Elle est aussi une habituée du personnage de la reine de la nuit de La flûte enchantée , qu’elle a notamment chanté en 2006 à Angers Nantes Opéra et en 2009 à Saint-Céré. La folie de Lucia, d’une beauté désespérée, s’exprime autant dans une forme de dérèglement du chant que dans le jeu. Ces scènes d’égarement sublimés par la voix sont nombreuses à l’opéra. Parmi les figures les plus marquantes, on retient l’esprit troublé d’Adina dans La somnambule de Bellini, la fureur d’Electre, obsédée par la soif de vengeance dans l’opéra de Richard Strauss, celle de Boris Godounov, rongé par la culpabilité dans l’ouvrage de Moussorgski , et la folie amoureuse du Tristan de Wagner.

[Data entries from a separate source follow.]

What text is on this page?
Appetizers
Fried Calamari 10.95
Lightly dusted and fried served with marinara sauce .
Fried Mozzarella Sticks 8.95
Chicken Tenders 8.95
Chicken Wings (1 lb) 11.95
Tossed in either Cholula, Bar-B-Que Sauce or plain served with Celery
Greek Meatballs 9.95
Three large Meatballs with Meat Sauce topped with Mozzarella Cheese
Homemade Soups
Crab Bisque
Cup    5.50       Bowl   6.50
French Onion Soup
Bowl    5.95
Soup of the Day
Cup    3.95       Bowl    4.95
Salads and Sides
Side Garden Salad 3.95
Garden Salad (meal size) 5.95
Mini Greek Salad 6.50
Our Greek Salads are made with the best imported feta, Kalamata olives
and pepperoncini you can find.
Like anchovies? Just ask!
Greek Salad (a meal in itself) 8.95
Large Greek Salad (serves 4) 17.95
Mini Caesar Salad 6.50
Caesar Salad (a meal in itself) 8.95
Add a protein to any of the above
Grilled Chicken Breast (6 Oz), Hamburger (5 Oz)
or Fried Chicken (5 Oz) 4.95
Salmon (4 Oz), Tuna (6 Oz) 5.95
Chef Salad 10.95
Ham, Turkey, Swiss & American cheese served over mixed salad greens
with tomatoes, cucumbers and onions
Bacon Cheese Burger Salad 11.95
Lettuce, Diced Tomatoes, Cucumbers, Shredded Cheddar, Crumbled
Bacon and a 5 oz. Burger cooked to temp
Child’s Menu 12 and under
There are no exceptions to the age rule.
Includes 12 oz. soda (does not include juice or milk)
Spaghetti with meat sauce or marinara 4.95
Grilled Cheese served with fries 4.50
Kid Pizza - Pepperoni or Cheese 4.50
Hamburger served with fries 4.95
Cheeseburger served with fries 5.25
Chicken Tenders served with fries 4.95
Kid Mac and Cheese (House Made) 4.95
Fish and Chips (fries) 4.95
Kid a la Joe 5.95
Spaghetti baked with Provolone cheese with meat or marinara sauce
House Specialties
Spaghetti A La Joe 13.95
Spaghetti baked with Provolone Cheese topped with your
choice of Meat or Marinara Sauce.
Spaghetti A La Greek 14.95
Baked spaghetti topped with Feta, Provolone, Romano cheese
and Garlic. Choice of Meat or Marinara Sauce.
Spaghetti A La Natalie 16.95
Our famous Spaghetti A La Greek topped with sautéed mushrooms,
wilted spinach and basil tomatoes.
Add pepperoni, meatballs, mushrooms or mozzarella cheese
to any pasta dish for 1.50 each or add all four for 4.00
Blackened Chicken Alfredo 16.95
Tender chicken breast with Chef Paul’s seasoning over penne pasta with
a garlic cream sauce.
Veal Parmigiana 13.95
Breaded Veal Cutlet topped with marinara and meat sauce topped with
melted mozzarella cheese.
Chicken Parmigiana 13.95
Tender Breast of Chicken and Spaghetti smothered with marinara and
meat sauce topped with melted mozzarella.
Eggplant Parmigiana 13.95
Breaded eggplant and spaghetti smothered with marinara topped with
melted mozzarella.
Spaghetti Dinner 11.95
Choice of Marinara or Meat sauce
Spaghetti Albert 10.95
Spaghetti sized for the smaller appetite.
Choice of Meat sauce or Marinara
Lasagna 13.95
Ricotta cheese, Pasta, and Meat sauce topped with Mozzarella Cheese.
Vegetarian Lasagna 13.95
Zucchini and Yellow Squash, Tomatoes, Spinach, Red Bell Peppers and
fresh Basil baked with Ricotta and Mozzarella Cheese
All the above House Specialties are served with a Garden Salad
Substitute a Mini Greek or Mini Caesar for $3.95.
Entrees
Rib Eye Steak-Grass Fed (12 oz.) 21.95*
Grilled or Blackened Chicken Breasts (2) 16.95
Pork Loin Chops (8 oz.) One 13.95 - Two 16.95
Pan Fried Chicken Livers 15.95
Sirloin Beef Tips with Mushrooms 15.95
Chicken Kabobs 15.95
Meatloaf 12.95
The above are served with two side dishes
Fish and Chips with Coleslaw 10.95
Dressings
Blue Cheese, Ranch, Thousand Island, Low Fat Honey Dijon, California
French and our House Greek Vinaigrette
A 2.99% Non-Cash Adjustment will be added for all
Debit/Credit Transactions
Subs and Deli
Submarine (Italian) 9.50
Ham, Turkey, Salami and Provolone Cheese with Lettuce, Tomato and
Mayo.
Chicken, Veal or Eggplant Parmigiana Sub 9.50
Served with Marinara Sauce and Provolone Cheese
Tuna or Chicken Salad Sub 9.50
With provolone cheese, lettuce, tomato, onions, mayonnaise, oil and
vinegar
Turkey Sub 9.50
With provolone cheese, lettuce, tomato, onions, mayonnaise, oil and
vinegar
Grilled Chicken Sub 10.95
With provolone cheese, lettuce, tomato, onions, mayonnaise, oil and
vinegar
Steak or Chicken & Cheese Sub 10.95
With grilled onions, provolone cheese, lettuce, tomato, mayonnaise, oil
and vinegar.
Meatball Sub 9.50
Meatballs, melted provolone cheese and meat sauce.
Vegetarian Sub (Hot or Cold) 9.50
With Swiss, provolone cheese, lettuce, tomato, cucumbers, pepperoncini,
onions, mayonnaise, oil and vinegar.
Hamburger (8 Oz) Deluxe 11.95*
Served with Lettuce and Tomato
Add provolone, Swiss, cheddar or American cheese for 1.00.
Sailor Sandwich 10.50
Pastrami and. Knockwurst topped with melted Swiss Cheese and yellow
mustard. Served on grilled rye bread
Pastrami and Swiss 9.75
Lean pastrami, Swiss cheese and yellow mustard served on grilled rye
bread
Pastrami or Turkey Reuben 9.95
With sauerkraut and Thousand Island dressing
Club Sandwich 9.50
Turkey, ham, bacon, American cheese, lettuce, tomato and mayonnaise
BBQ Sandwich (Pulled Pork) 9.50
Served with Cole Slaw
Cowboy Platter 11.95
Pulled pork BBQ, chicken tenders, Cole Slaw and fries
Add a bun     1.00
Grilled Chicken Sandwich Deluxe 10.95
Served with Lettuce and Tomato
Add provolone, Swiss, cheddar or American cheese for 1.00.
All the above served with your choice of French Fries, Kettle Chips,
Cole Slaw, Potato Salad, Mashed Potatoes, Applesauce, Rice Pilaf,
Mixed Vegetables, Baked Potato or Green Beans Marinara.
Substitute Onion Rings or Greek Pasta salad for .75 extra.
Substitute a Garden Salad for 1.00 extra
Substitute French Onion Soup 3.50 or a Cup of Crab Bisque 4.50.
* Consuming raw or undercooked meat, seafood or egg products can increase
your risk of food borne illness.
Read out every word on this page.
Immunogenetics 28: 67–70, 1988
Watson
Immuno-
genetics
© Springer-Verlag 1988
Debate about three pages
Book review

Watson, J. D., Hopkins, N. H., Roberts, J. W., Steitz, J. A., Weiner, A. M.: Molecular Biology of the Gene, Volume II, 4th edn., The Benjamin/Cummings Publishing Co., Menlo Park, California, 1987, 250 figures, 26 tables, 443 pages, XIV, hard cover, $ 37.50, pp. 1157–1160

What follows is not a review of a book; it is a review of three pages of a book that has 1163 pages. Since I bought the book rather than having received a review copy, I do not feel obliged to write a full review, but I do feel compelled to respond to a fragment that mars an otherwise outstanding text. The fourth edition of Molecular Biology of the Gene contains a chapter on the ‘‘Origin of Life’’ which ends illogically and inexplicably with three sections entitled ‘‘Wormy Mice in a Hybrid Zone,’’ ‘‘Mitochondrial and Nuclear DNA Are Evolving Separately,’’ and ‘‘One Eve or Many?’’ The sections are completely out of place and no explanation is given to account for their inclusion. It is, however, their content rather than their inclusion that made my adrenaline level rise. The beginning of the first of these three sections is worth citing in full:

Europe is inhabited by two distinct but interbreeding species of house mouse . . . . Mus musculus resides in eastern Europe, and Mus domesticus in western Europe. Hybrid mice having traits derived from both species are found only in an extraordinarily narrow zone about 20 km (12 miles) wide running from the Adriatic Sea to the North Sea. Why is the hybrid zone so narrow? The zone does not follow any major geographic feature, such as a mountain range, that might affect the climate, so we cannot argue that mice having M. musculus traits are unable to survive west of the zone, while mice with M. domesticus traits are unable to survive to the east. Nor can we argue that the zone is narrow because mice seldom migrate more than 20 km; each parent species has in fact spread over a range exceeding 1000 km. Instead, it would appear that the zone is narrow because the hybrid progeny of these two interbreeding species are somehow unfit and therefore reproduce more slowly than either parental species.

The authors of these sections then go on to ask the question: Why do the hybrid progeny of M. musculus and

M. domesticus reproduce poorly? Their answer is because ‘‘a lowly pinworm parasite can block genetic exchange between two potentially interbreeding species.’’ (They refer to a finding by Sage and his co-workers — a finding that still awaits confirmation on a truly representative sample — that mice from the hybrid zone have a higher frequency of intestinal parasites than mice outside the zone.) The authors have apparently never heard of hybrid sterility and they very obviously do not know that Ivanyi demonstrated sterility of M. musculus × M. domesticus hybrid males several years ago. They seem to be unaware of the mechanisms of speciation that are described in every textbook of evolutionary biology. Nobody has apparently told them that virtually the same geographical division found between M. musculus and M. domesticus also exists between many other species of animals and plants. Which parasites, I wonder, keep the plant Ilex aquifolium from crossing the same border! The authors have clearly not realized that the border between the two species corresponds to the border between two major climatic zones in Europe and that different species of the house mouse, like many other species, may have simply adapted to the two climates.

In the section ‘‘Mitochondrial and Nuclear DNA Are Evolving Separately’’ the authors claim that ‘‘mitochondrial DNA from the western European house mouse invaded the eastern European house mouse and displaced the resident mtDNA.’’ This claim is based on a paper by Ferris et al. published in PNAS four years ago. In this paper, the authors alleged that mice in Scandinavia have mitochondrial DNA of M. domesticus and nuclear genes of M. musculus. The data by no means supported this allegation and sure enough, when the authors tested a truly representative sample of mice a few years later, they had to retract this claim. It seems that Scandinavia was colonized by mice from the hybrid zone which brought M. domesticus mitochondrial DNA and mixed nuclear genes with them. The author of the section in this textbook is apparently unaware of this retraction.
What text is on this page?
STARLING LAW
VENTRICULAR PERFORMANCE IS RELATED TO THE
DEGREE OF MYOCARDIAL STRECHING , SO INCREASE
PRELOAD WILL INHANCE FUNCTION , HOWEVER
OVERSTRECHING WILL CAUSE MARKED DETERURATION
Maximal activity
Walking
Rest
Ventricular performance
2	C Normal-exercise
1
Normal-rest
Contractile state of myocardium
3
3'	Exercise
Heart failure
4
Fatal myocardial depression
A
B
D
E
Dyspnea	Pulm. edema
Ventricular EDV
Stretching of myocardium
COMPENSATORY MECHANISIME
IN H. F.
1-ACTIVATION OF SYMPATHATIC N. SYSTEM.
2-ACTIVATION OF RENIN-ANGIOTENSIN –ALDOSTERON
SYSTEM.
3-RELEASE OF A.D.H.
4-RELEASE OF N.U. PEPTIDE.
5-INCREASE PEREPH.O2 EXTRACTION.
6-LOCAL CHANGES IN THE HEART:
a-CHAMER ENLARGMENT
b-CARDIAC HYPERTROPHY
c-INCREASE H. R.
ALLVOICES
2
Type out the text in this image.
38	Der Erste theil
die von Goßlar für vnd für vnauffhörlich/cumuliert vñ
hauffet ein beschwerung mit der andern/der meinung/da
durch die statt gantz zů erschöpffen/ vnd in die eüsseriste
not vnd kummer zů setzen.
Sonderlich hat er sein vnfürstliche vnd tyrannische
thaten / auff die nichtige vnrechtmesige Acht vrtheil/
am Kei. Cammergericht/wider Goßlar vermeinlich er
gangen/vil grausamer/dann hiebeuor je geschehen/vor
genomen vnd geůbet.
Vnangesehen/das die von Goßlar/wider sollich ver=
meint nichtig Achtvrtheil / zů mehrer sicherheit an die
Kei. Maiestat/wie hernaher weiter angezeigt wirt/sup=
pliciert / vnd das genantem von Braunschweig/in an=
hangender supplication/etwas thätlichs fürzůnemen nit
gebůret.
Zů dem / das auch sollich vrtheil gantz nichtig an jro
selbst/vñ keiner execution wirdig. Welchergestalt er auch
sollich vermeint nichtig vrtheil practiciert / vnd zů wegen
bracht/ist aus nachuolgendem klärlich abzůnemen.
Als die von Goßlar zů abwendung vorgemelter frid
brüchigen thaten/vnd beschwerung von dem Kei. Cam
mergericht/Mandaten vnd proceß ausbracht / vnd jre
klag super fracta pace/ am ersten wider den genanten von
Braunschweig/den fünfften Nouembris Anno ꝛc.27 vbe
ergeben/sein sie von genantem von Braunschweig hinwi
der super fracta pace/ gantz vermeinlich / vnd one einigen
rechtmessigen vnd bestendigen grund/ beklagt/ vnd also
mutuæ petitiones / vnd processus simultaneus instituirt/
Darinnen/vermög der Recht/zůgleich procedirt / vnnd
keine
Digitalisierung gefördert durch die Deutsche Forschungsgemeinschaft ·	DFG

Elles s’expriment dans des registres différents mais donnent toutes lieu à d’hallucinants moments de théâtre. Les rapports entre une œuvre et son compositeur sont souvent étranges. Donizetti a peint l’état mental de son héroïne avec une justesse infinie, dans la préfiguration de sa propre fin : il est lui-même mort fou. L’édition 2014 du festival de Saint-Céré a offert quelques beaux prolongements à ce spectacle. Le 4 août, un récital de piano romantique par Dina Bensaid à Labastide-Marnhac, a repris quelques thématiques assez proches, notamment dans l’expression de sentiments exacerbés. Les concerts de Vivaldi pour piccolo, dans l’église Sainte-Spérie de Saint Céré a permis d’entendre d’autres sonorités de la flûte, dans une belle interprétation de Lucie Humbrecht. Le concert consacré à Chostakovitch et Dvorak, enfin, plein d’accords troublants, en extérieur au château de Montal, par une nuit de pleine lune, a été un moment rare et de pur lyrisme, au cours d’une manifestation toujours riche en surprises et en émotions.